A veces pienso que una de las cosas que esta época posmoderna y viciada nos ha dado es justamente la posibilidad de comprender como seres humanos “nuestra exacta medida en este mundo”, pese a que la publicidad total ha infundido hasta en el placer de la creación, día, hora y recambio.
Por eso noto en esos huevos que escribiste, aparte de una exposición nítida y consumada, un retenerse en el agrado de una sensación, un afán por olvidarnos que somos visitantes pasajeros de cada información, y emboscar al sentido común impuesto para acorralarlo, y para que podamos ser fielmente huéspedes inquietantes y asombrados por la naturaleza de la tarea que nos propone cada instante de este sitio llamado mundo.
Y tras eso quisiera recordar apenas, entrever, el argumento o lo que quedó en mí del argumento de la novela corta Los adioses, de Juan Carlos Onetti, ese pesimista existencial, ese tipo amargo por querer más, y por conocer la justicia del alma humana, que se siente derrotada cuando sabe que se agotan sus augurios.
Un enfermo, su pasado, y una historia con dos mujeres epistolares son el desvelo y la intriga de la gente, en especial del mesonero dueño de la tienda de pueblo, a quien Onetti toma como voz para narrar este texto.
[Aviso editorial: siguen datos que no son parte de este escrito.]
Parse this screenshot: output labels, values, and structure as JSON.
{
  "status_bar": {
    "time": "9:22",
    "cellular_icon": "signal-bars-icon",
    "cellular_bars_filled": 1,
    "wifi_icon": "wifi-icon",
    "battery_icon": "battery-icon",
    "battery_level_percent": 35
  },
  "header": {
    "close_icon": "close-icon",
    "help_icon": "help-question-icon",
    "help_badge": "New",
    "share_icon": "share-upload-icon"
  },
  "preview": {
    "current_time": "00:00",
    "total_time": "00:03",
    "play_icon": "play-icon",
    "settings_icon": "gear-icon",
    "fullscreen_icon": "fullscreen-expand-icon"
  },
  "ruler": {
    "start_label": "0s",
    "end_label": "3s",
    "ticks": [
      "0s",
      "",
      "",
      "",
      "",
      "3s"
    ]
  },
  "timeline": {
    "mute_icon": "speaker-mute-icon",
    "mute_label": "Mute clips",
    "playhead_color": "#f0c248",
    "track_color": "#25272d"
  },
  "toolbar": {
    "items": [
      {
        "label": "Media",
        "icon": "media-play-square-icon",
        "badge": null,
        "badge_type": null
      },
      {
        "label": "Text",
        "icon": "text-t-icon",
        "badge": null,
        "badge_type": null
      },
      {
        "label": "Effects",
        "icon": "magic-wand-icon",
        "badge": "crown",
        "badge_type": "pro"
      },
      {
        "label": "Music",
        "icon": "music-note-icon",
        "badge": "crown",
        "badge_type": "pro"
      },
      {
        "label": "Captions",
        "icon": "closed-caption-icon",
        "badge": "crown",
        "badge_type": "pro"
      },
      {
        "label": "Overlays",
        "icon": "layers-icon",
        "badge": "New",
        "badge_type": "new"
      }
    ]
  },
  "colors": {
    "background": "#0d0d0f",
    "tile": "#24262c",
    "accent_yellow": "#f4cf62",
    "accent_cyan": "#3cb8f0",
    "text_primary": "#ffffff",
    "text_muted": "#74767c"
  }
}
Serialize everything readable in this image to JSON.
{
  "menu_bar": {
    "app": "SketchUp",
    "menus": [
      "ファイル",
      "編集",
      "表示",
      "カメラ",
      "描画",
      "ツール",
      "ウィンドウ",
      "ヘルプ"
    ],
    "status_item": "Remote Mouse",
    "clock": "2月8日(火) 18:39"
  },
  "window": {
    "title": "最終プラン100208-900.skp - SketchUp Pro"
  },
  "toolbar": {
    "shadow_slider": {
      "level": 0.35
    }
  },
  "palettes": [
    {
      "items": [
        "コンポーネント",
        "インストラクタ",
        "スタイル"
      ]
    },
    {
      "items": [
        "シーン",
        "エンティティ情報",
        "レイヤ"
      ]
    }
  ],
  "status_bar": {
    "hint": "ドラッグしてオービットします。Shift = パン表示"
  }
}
Y volvemos a tu escrito Miguel: la impresión, la fascinación –ingenuidad se diría hoy- es lo que nos ata o nos permite relacionarnos mejor con este mundo, y con los objetos y personas que lo habitan. El narrador personaje de Los adioses pretende una historia propia, se construye con ella y adentro de ella, en la mirada y perspectiva de ese hombre enfermo que llega al pueblo para curar su dolencia. No cabe la posibilidad de pensar en que las acciones de los personajes que observan y deducen la vida del extraño sean una intromisión, una mera curiosidad chusma de programa de tv con rating, sino que son la base de su propia vida desgastada, su anhelo de historias que los completen y contemplen. Eso es uno de los grandísimos aciertos en este libro de Onetti, de su prosa porosa, a veces cloqueante, donde los sordos del mundo quieren oír las campanas que sólo suenan cuando ellos dejan de gritar. Recomiendo entonces Los Adioses.
Emboscados los huevos Miguel. Cuidada la poesía. Pensar con las rodillas, que podría ser caro a Oliverio Girondo como a Neruda o a Eluard. Búsqueda propia de esa historia que nos mantenga vivos, que nos convierta en detenimiento absorto. O el ocaso veloz nos dejará sin fragmentos para que podamos hacer de la vida de los demás nuestra visita generosa y comprensiva.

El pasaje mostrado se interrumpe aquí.